Le cardiologue interventionnel joue un rôle clé dans la prise en charge des complications cardiovasculaires liées aux traitements oncologiques, notamment l'immunothérapie.
L'immunothérapie, bien qu'efficace en oncologie, peut provoquer des complications auto-immunes graves en cardiologie, telles que la myocardite, nécessitant un diagnostic et un traitement spécifiques.
Un suivi cardiologique rigoureux est indispensable chez les patients sous immunothérapie, avec une prise de décision multidisciplinaire pour la poursuite ou l'arrêt du traitement oncologique en cas de complications.
Les bifurcations médinales 001 sont rares, représentent 5 % des bifurcations, et nécessitent souvent une imagerie pour confirmation en raison de leur petit calibre et complexité.

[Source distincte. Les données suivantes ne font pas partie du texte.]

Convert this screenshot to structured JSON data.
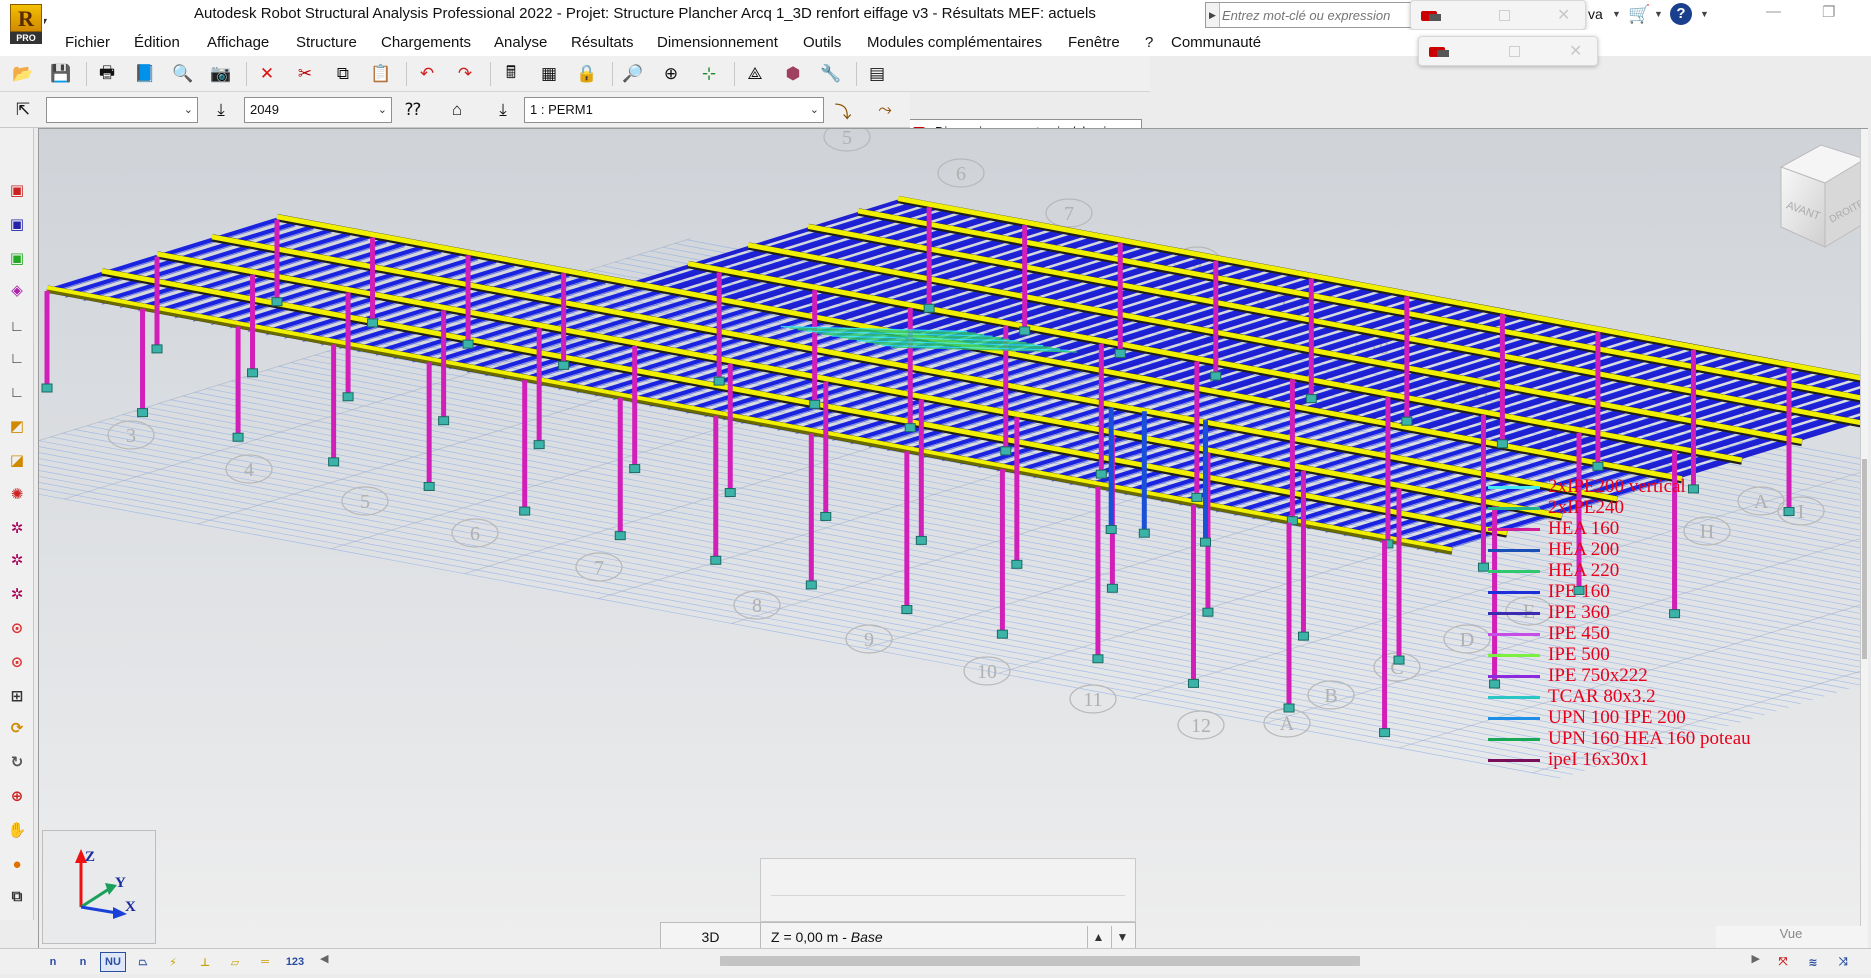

Le stenting dans les bifurcations médinales 001 est complexe et souvent risqué, avec des techniques alternatives comme le provisionnel inversé ou le ballon actif qui offrent des solutions plus pragmatiques et moins invasives.
Le ballon actif est un outil complémentaire efficace dans le traitement des bifurcations médinales 001, offrant une option simple avec de bons résultats, souvent préférable au stenting, particulièrement en présence de risques hémorragiques ou de lésions longues.
La dénervation rénale est efficace pour réduire la pression artérielle, avec des preuves cliniques solides issues d'essais randomisés en radiofréquence et ultrasons.
La variabilité de la réponse à la dénervation est importante, rendant nécessaire une sélection rigoureuse des patients et le suivi par MAPA pour évaluer l'efficacité.
La procédure est sécuritaire à long terme, sans effets secondaires majeurs, et elle peut renforcer l'observance des traitements antihypertenseurs chez les patients résistants.